This Under-$5 Aldi Find Doubles As A Perfect Soup Base

If you were to grab a jar in the store, you'd probably think that Aldi's Specially Selected Premium Vodka Pasta Sauce is just the kind of thing to keep in the pantry until a weeknight pasta calls for a shortcut. But actually, it has another, more unexpected, use. This under-$5 jar of rich sauce might just be your next shortcut to a warming tomato soup, thanks to the fact that it kind of already sits somewhere between a marinara and a cream-based sauce (and that creaminess plus acidity is the balance one should strive for in a good soup).

And this isn't just an opinion, there's some real food science to back this up — vodka and tomatoes are actually a perfect food pairing. Alcohol acts as a solvent for tomato's flavor compounds that water or fat alone can't release, so what that means is that adding vodka makes all those flavors pop out more. There's no reason to limit yourself to enjoying these flavors only as a pasta sauce and not as soup, too.

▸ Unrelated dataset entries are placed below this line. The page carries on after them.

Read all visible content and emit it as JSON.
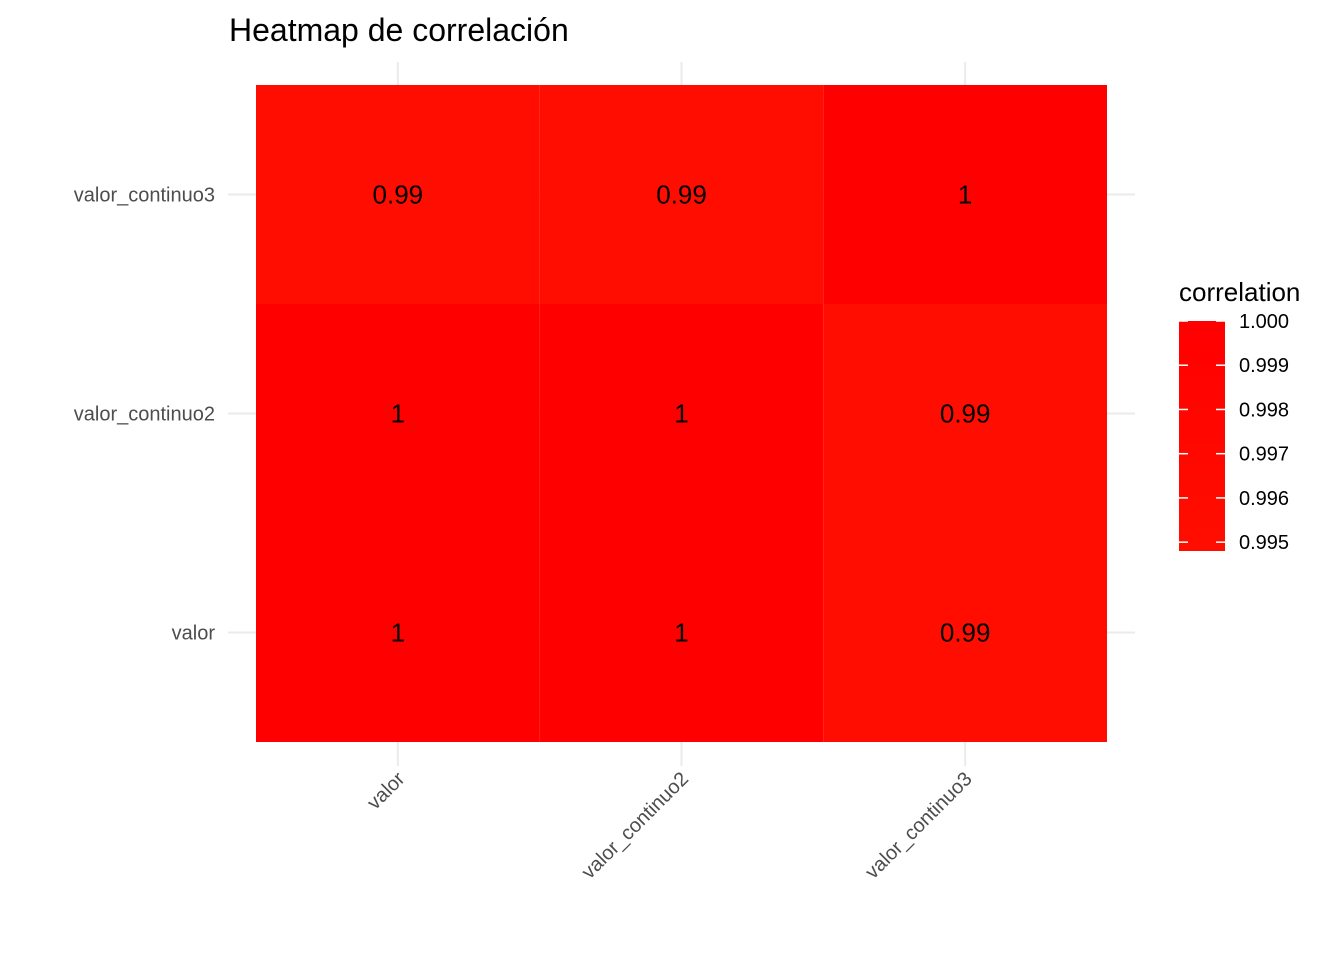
{
  "chart_data": {
    "type": "heatmap",
    "title": "Heatmap de correlación",
    "xlabel": "",
    "ylabel": "",
    "x_categories": [
      "valor",
      "valor_continuo2",
      "valor_continuo3"
    ],
    "y_categories": [
      "valor",
      "valor_continuo2",
      "valor_continuo3"
    ],
    "cells": [
      {
        "x": "valor",
        "y": "valor",
        "value": 1.0,
        "label": "1"
      },
      {
        "x": "valor_continuo2",
        "y": "valor",
        "value": 1.0,
        "label": "1"
      },
      {
        "x": "valor_continuo3",
        "y": "valor",
        "value": 0.995,
        "label": "0.99"
      },
      {
        "x": "valor",
        "y": "valor_continuo2",
        "value": 1.0,
        "label": "1"
      },
      {
        "x": "valor_continuo2",
        "y": "valor_continuo2",
        "value": 1.0,
        "label": "1"
      },
      {
        "x": "valor_continuo3",
        "y": "valor_continuo2",
        "value": 0.995,
        "label": "0.99"
      },
      {
        "x": "valor",
        "y": "valor_continuo3",
        "value": 0.995,
        "label": "0.99"
      },
      {
        "x": "valor_continuo2",
        "y": "valor_continuo3",
        "value": 0.995,
        "label": "0.99"
      },
      {
        "x": "valor_continuo3",
        "y": "valor_continuo3",
        "value": 1.0,
        "label": "1"
      }
    ],
    "legend": {
      "title": "correlation",
      "ticks": [
        "1.000",
        "0.999",
        "0.998",
        "0.997",
        "0.996",
        "0.995"
      ],
      "tick_values": [
        1.0,
        0.999,
        0.998,
        0.997,
        0.996,
        0.995
      ],
      "range": [
        0.9948,
        1.0
      ],
      "placement": "right"
    },
    "colors": {
      "low": "#ff0e00",
      "high": "#ff0000",
      "grid": "#ebebeb"
    },
    "grid": true
  }
}
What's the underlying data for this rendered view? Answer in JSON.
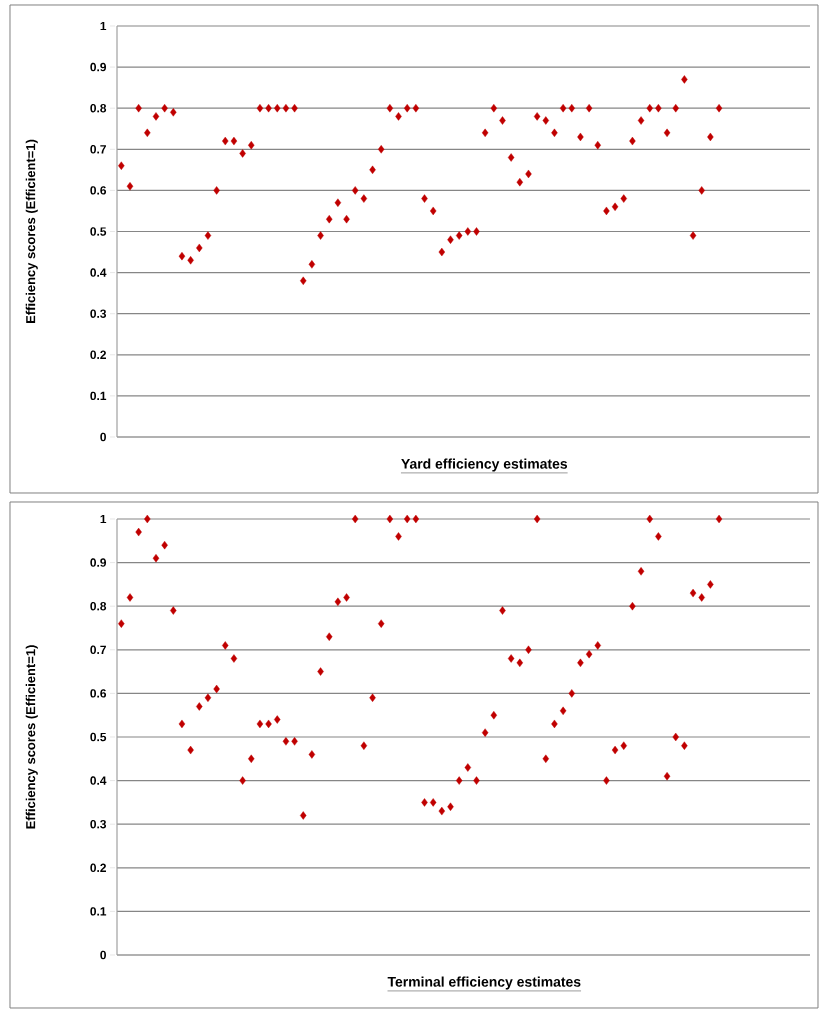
{
  "chart_data": [
    {
      "type": "scatter",
      "xlabel": "Yard efficiency estimates",
      "ylabel": "Efficiency scores (Efficient=1)",
      "categories": [
        null,
        null,
        null,
        null,
        null,
        null,
        null,
        null,
        null,
        null,
        null,
        null,
        null,
        null,
        null,
        null,
        null,
        null,
        null,
        null,
        null,
        null,
        null,
        null,
        null,
        null,
        null,
        null,
        null,
        null,
        null,
        null,
        null,
        null,
        null,
        null,
        null,
        null,
        null,
        null,
        null,
        null,
        null,
        null,
        null,
        null,
        null,
        null,
        null,
        null,
        null,
        null,
        null,
        null,
        null,
        null,
        null,
        null,
        null,
        null,
        null,
        null,
        null,
        null,
        null,
        null,
        null,
        null,
        null,
        null,
        null,
        null,
        null,
        null,
        null,
        null,
        null,
        null,
        null,
        null
      ],
      "values": [
        0.66,
        0.61,
        0.8,
        0.74,
        0.78,
        0.8,
        0.79,
        0.44,
        0.43,
        0.46,
        0.49,
        0.6,
        0.72,
        0.72,
        0.69,
        0.71,
        0.8,
        0.8,
        0.8,
        0.8,
        0.8,
        0.38,
        0.42,
        0.49,
        0.53,
        0.57,
        0.53,
        0.6,
        0.58,
        0.65,
        0.7,
        0.8,
        0.78,
        0.8,
        0.8,
        0.58,
        0.55,
        0.45,
        0.48,
        0.49,
        0.5,
        0.5,
        0.74,
        0.8,
        0.77,
        0.68,
        0.62,
        0.64,
        0.78,
        0.77,
        0.74,
        0.8,
        0.8,
        0.73,
        0.8,
        0.71,
        0.55,
        0.56,
        0.58,
        0.72,
        0.77,
        0.8,
        0.8,
        0.74,
        0.8,
        0.87,
        0.49,
        0.6,
        0.73,
        0.8,
        null,
        null,
        null,
        null,
        null,
        null,
        null,
        null,
        null,
        null
      ],
      "color": "#c00000",
      "marker": "diamond",
      "grid": "y",
      "tick_labels": "y",
      "ylim": [
        0,
        1
      ],
      "yticks": [
        0,
        0.1,
        0.2,
        0.3,
        0.4,
        0.5,
        0.6,
        0.7,
        0.8,
        0.9,
        1
      ]
    },
    {
      "type": "scatter",
      "xlabel": "Terminal efficiency estimates",
      "ylabel": "Efficiency scores (Efficient=1)",
      "categories": [
        null,
        null,
        null,
        null,
        null,
        null,
        null,
        null,
        null,
        null,
        null,
        null,
        null,
        null,
        null,
        null,
        null,
        null,
        null,
        null,
        null,
        null,
        null,
        null,
        null,
        null,
        null,
        null,
        null,
        null,
        null,
        null,
        null,
        null,
        null,
        null,
        null,
        null,
        null,
        null,
        null,
        null,
        null,
        null,
        null,
        null,
        null,
        null,
        null,
        null,
        null,
        null,
        null,
        null,
        null,
        null,
        null,
        null,
        null,
        null,
        null,
        null,
        null,
        null,
        null,
        null,
        null,
        null,
        null,
        null,
        null,
        null,
        null,
        null,
        null,
        null,
        null,
        null,
        null,
        null
      ],
      "values": [
        0.76,
        0.82,
        0.97,
        1.0,
        0.91,
        0.94,
        0.79,
        0.53,
        0.47,
        0.57,
        0.59,
        0.61,
        0.71,
        0.68,
        0.4,
        0.45,
        0.53,
        0.53,
        0.54,
        0.49,
        0.49,
        0.32,
        0.46,
        0.65,
        0.73,
        0.81,
        0.82,
        1.0,
        0.48,
        0.59,
        0.76,
        1.0,
        0.96,
        1.0,
        1.0,
        0.35,
        0.35,
        0.33,
        0.34,
        0.4,
        0.43,
        0.4,
        0.51,
        0.55,
        0.79,
        0.68,
        0.67,
        0.7,
        1.0,
        0.45,
        0.53,
        0.56,
        0.6,
        0.67,
        0.69,
        0.71,
        0.4,
        0.47,
        0.48,
        0.8,
        0.88,
        1.0,
        0.96,
        0.41,
        0.5,
        0.48,
        0.83,
        0.82,
        0.85,
        1.0,
        null,
        null,
        null,
        null,
        null,
        null,
        null,
        null,
        null,
        null
      ],
      "color": "#c00000",
      "marker": "diamond",
      "grid": "y",
      "tick_labels": "y",
      "ylim": [
        0,
        1
      ],
      "yticks": [
        0,
        0.1,
        0.2,
        0.3,
        0.4,
        0.5,
        0.6,
        0.7,
        0.8,
        0.9,
        1
      ]
    }
  ]
}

As a base, you only need to thin the sauce out with some vegetable broth and maybe add some extra added cream as well, and soon you could be looking at possibly the easiest and most delicious tomato soup you've ever had. Bonus points for no roasting or blending required which, on a wintery Tuesday night when pasta isn't calling your name, is kind of a win-win situation.

When it works and when it doesn't

Using Aldi's vodka pasta sauce as a soup base works best when you lean into what it already is, rather than trying to force it into something else. It has a natural tomato-y richness which makes it ideal for creamy tomato-style soups; in fact, it's just calling to have a crispy grilled cheese dunked into its indulgent flavors. Think bread, cheese, vodka sauce... it's all the best parts of penne alla vodka but dippable and drinkable. Make it your own by topping it with a little basil oil, a swirl of yogurt, or even cook a handful of small pasta shapes directly in the pot to bulk it out a little and turn it into a pasta e fagioli or minestrone-style soup.

However, there are limits — if you dilute the vodka sauce too aggressively, you could lose the balance that makes it so appealing in the first place. So no, this is not the base for a more brothy or vegetable-forward soup, no beans and no lentils here. What could be interesting, however, is to use it as the base for a ramen. Tomato-based ramens may not be traditional, but they definitely work. It's up to you whether you want to stick to a classic or play around a little, but the appeal is the same: you're starting with a $4.29 jar that works double time as both a sauce and a soup base.